Here are some interesting pages on text and word balloons in comics.
http://www.chass.utoronto.ca/~mfram/Pages/3036-sound.html
http://comixtalk.com/comic_theory_101_loopy_framing

Friday, June 29

Ozy and Millie

So its been many a week since I've last updated. I've been on a great adventure and a guest to discover new discoveries... I also drove through Montana in a little over a day.
So I've been traversing the mighty US of A in a little car filled to the brim with boxes, a tv, and piles of beautiful, must have junk to put into my new apartment. Sadly, I won't be able to move into my new apartment until August and everything doesn't have a place in the current abode so for now its sitting in a pile in the middle of the living room.

Since I returned I have spent quite a few hours reconnecting with the internet and catching up on my favorite web comics as well as reading a few new ones.

Ozy and Millie by D.C. Simpson, is probably one of my favorite web comics. I just started reading it but its been around for quite some time. I'm still going through the archives.

As far as art goes this one is top notch. The artist really does a great job and knows his style well. Its of the anthro style but the fact that they're all animals doesn't distract and the characters are so loveable I don't care at all.
I absolutely adore the political commentary and discussion about social and cultural stupidity as well.
Its also making me what to refer to all annoying politicians as Poo-heads.
In short, I'm in love. Millie also reminds me of myself at a young age so that could be part of it as well. ^_^

Monday, April 30

Computer vs Traditional

So, I have spent all week sitting in front of my computer cleaning up the pages for my comic final (a few sample pages are available in the last post). And I truly never expected it to be this tedius.

Some people complain that computer work is cheating, that its faster and easier than traditional. This is an argument I'm going to have to disagree with.

True that the undo button is something that I take full advantage of and is something not available in drawing and painting, but I have found that the amount of time it takes to make something look really good, to look really clean and not pixelated or computerized can take just as much time as any traditional media.

Penciling this comic took me about five hours per page. Versus pencil and paper this is a bit faster than the average time of ten hours. However, the clean-up process and the refining of line that is the computerized version of inking is not so quick. For me this process takes almost twice as long per page than any form of finishing, painting, inking, anything.

I would like some feedback if anyone reads this. What is your preference of media? Do you find the computer to be faster or slower than traditional medias and where do you like to use it and where do you not?

Tuesday, February 27

Life and Death - a comic

Life Sample
Life and Death

In my last post I was complaining about having problems figuring out how to show a spirit. Here is my solution. I'm not sure its the best solution but its the only one I could come up with.

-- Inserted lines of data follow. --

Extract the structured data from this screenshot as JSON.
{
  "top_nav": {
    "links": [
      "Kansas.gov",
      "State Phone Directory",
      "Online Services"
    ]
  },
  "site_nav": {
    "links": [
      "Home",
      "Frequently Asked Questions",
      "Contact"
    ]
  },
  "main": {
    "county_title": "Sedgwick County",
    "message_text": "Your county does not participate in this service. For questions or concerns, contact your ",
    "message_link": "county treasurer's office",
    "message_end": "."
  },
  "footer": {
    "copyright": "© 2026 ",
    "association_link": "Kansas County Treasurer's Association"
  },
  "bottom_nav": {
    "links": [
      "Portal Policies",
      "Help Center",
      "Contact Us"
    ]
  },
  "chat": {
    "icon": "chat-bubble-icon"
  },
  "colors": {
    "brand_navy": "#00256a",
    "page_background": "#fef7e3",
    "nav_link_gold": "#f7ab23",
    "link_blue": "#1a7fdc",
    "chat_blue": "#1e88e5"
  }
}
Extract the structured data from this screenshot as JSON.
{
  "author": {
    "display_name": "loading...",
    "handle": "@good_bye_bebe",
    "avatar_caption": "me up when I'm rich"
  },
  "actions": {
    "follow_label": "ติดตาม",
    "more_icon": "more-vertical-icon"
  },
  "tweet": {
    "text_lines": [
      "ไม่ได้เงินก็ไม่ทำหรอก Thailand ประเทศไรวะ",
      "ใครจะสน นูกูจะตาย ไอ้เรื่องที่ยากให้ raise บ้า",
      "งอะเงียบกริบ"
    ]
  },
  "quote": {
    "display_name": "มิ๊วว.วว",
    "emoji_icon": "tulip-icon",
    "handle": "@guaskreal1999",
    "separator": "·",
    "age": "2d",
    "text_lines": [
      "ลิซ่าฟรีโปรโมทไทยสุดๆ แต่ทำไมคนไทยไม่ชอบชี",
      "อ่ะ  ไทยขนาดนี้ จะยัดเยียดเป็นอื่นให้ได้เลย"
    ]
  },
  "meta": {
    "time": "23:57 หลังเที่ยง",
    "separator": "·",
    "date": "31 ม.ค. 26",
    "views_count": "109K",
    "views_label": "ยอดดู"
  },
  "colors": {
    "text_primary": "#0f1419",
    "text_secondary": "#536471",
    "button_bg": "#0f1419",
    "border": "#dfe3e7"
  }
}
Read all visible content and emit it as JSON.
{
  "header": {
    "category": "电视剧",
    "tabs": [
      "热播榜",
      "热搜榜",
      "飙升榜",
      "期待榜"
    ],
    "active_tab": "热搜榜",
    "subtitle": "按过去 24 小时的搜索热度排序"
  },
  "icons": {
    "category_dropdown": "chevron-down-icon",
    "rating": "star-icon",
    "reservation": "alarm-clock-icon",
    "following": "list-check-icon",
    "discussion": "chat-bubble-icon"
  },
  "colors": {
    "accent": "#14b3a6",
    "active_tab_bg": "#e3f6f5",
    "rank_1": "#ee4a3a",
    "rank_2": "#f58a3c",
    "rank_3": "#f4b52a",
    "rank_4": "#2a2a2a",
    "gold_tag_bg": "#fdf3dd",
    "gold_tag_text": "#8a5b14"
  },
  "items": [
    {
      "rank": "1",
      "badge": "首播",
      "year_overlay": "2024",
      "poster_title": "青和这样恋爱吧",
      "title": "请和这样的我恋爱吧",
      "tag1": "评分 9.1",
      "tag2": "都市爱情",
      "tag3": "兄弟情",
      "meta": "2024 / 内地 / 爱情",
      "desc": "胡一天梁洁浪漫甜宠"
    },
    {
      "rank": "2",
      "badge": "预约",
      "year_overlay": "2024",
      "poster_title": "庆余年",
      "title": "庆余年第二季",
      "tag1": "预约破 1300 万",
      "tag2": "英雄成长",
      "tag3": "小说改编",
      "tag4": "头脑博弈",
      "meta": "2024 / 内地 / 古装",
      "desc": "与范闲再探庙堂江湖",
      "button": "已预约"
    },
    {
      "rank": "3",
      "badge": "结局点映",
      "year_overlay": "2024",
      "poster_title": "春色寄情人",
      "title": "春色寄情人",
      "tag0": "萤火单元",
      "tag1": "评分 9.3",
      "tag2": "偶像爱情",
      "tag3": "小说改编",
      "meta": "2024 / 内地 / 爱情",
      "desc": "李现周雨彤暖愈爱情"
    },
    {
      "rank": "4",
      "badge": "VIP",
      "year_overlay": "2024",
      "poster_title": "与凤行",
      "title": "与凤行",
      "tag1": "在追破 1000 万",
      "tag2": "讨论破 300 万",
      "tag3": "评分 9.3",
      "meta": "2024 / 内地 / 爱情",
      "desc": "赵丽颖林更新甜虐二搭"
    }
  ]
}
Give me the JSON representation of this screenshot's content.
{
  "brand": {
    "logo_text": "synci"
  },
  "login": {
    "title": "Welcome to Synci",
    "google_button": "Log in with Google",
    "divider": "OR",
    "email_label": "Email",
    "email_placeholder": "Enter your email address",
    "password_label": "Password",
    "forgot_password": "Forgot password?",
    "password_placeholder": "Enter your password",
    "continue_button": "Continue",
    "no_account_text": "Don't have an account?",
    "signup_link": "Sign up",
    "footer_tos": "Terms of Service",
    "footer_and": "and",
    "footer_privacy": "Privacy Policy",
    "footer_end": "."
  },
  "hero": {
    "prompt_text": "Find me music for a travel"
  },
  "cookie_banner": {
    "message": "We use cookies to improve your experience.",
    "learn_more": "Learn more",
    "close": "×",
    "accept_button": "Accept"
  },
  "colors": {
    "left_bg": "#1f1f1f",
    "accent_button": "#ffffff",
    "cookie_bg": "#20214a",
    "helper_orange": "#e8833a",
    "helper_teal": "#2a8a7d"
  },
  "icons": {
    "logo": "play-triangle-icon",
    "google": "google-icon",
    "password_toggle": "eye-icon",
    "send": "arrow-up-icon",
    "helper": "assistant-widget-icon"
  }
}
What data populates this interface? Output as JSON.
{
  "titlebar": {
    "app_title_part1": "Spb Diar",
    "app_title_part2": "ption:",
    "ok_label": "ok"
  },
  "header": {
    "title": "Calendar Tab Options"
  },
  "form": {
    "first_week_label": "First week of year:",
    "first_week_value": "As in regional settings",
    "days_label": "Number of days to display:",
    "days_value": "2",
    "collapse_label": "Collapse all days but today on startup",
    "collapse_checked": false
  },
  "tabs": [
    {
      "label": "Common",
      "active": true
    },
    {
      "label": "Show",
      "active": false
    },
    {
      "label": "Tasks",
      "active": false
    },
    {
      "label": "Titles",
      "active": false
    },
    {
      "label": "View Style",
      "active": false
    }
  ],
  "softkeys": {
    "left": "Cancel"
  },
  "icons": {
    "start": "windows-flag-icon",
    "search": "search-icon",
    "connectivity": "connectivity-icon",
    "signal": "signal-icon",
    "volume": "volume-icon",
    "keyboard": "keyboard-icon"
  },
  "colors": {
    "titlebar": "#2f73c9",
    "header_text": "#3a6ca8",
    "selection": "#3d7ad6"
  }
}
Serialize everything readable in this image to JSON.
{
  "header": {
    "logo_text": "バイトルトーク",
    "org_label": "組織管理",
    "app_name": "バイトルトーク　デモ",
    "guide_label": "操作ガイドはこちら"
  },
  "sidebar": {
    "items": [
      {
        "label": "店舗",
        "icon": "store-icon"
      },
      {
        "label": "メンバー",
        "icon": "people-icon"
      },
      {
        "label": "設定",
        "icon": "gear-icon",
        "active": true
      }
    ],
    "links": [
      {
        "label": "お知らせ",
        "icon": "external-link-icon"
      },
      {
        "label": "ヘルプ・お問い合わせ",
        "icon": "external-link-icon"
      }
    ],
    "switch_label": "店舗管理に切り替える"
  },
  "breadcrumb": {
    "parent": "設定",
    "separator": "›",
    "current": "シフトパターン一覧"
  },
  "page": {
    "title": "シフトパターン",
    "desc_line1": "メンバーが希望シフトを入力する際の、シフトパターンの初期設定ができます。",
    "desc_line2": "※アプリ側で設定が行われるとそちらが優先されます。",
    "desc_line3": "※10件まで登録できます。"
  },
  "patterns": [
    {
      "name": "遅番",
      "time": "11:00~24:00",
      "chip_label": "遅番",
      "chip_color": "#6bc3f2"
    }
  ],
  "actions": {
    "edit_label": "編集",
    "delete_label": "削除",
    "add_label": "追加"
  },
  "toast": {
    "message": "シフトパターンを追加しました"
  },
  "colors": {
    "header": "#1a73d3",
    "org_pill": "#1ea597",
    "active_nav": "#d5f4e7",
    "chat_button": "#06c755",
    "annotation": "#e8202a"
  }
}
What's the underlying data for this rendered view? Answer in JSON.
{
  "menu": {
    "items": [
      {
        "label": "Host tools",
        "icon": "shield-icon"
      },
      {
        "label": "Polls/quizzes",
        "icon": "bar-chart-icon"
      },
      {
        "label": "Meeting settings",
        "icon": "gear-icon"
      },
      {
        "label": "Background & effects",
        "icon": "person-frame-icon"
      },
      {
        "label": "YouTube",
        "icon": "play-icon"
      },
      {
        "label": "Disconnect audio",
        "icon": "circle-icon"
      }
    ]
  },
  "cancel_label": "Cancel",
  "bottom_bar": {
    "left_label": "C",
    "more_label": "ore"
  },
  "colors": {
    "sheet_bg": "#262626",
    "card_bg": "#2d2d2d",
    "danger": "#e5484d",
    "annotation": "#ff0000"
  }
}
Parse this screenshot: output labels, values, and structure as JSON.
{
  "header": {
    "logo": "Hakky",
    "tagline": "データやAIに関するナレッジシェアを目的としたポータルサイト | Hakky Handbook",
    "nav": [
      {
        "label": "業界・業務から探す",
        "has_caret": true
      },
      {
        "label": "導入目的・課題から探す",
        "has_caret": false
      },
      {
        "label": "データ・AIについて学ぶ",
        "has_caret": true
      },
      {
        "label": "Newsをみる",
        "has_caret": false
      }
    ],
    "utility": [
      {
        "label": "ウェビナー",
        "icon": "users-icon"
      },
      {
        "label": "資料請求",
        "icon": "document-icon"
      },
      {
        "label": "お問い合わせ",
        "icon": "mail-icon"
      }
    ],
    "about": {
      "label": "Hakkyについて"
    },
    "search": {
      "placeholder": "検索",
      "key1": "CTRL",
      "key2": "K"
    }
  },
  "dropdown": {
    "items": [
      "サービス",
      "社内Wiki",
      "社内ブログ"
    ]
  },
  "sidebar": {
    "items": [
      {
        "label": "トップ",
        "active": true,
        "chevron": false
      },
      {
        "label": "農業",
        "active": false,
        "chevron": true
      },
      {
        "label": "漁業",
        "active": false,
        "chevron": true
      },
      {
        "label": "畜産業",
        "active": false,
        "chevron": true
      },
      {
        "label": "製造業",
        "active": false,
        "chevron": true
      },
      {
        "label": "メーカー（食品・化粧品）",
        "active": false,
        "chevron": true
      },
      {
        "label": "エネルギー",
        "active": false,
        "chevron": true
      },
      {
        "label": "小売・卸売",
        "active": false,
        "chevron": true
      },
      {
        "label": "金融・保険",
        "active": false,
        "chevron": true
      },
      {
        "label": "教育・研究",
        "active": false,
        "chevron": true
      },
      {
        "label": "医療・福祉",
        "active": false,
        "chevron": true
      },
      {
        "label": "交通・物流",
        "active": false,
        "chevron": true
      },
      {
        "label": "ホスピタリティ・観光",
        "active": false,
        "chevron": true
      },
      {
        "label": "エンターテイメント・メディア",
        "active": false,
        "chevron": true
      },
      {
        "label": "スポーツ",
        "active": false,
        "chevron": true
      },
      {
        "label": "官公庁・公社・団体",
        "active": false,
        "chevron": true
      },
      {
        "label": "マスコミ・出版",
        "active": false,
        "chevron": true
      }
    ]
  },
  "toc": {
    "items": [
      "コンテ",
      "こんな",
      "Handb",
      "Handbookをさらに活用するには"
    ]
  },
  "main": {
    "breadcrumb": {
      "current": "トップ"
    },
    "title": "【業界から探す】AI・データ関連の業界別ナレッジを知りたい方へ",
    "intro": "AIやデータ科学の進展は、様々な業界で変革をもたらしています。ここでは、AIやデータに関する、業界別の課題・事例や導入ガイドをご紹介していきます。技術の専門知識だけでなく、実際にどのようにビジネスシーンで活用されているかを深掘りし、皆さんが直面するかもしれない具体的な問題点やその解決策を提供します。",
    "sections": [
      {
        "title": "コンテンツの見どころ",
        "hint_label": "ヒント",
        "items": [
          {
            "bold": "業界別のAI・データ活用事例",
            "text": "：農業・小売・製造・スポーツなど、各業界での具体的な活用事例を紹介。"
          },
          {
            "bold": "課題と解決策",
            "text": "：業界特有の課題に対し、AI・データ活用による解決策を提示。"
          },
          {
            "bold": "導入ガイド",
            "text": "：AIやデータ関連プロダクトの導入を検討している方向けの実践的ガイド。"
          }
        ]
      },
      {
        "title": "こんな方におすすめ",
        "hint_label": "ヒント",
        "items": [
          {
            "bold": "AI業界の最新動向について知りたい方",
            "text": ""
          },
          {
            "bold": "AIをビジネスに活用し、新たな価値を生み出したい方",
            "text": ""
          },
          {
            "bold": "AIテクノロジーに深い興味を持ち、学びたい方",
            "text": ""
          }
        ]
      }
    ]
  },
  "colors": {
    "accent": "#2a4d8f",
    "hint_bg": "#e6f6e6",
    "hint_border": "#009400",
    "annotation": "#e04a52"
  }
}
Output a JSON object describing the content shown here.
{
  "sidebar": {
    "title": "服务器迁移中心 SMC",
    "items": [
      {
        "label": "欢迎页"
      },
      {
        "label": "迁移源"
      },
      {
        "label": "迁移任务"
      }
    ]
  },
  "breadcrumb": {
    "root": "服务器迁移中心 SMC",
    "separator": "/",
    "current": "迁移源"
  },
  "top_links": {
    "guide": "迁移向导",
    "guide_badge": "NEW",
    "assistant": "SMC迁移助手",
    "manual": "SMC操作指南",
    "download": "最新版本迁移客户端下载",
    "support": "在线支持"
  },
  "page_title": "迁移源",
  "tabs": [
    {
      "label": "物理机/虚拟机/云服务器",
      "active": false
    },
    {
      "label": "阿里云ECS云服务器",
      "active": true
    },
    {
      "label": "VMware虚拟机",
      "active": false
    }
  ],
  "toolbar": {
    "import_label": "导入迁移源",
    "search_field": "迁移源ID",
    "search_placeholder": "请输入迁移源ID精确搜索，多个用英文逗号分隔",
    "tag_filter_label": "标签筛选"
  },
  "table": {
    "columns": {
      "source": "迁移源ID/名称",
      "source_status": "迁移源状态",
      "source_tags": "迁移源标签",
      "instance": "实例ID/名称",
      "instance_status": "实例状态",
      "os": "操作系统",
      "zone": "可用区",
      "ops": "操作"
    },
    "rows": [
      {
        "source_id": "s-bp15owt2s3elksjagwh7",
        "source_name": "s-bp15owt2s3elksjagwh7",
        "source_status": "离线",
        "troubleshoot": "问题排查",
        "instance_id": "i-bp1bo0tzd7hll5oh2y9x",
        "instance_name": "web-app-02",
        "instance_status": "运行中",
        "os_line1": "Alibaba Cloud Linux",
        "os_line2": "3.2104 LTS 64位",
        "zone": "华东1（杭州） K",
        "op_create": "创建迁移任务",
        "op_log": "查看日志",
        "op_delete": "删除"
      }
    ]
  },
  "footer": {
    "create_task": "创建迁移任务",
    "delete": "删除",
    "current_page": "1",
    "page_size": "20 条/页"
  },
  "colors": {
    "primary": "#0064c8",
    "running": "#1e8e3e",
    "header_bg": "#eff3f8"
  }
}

The story goes that a dying woman in labor as she passes from this world, meets the spirit of her daughter as she is born. They have a loving meeting and then the woman dies and her daughter is born. This was drawn on a Wacom tablet in Adobe Photoshop. The way I work is that I draw my pencils into the computer then print it off in blue-line on a large scale printer on 11x17 Bristol, ink the pages by hand then scan them back in for final edits and shrinking the pages down for publication. It may be a weird way to work but it works for me.
Anyway. The blue color of the daughter spirit is pretty much a reminder to myself that I want to ink her in blue ink to separate her figure from that of her mother. When i print it the page will all be the same blue-line color.

The only major problem I am having with this page is that on the second panel the spirit of the daughter accidentally came out looking sort of like an image of the Buddha. This wasn't my intention.